Writes People’s Erin Hill:
For two years, their romance has felt like a modern fairytale, unfolding with the kind of public fascination usually reserved for Buckingham Palace balconies and Westminster Abbey aisles. Now, with an engagement ring in play (designed by Travis!), it’s not a stretch to say: this might be the closest thing America gets to a royal wedding. And maybe, just maybe, that’s exactly what we need right now. …
America doesn’t have a monarchy, but Meghan’s royal wedding to Harry proved how deeply we crave the pageantry. And the marriage of music’s reigning queen to football’s most charismatic star has the potential to deliver the pomp and unity of a royal wedding — without the tiaras, but with just as much sparkle.
The Daily Beast’s Kevin Fallon can’t wait for it to blot out the sun:
Congrats to Taylor and Travis on their love and partnership, or whatever. But this has long not been about them.

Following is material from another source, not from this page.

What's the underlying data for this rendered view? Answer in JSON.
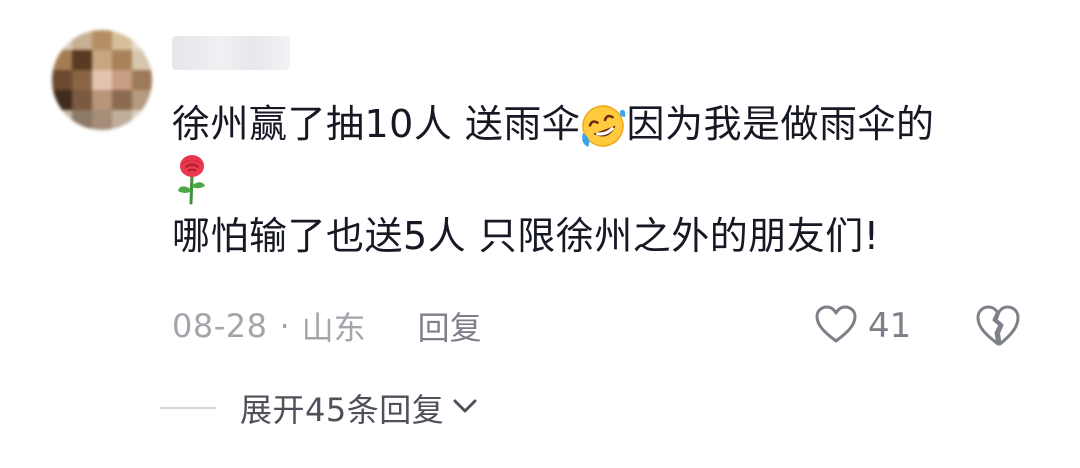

We need this.
We need the escapism, the permission to feel emotional over the engagement between two people we have never met. We need the parasocial excitement, as if we’re a part of their close circle of love and community that this union will bless.
We need the cheesiness of the photo shoot in that Secret Garden fever-dream set, and of Taylor’s gloriously corny caption. We need the fantasy and the glamor of knowing how absolutely filthy rich and fabulously famous these people are, so we can daydream about their lavish wedding and ensuing married life.
And we need all of this to be as absolutely basic as everything about this all has become in order to relate. So millennial is Taylor Swift that, despite being the biggest star in the world marrying one of the most successful athletes in modern times, she still wants to have a lil’ engagement photo shoot and post it on her Insta with a perfunctory “did at thing!” caption. …
This is our royal wedding. This is our Will and Kate, our Harry and Meghan. The media will be insatiable in its coverage of it. Social media will be a circus, surely unable to wrangle its clowns into the tent. There will be celebration and mockery—and I think that’s all kind of fun.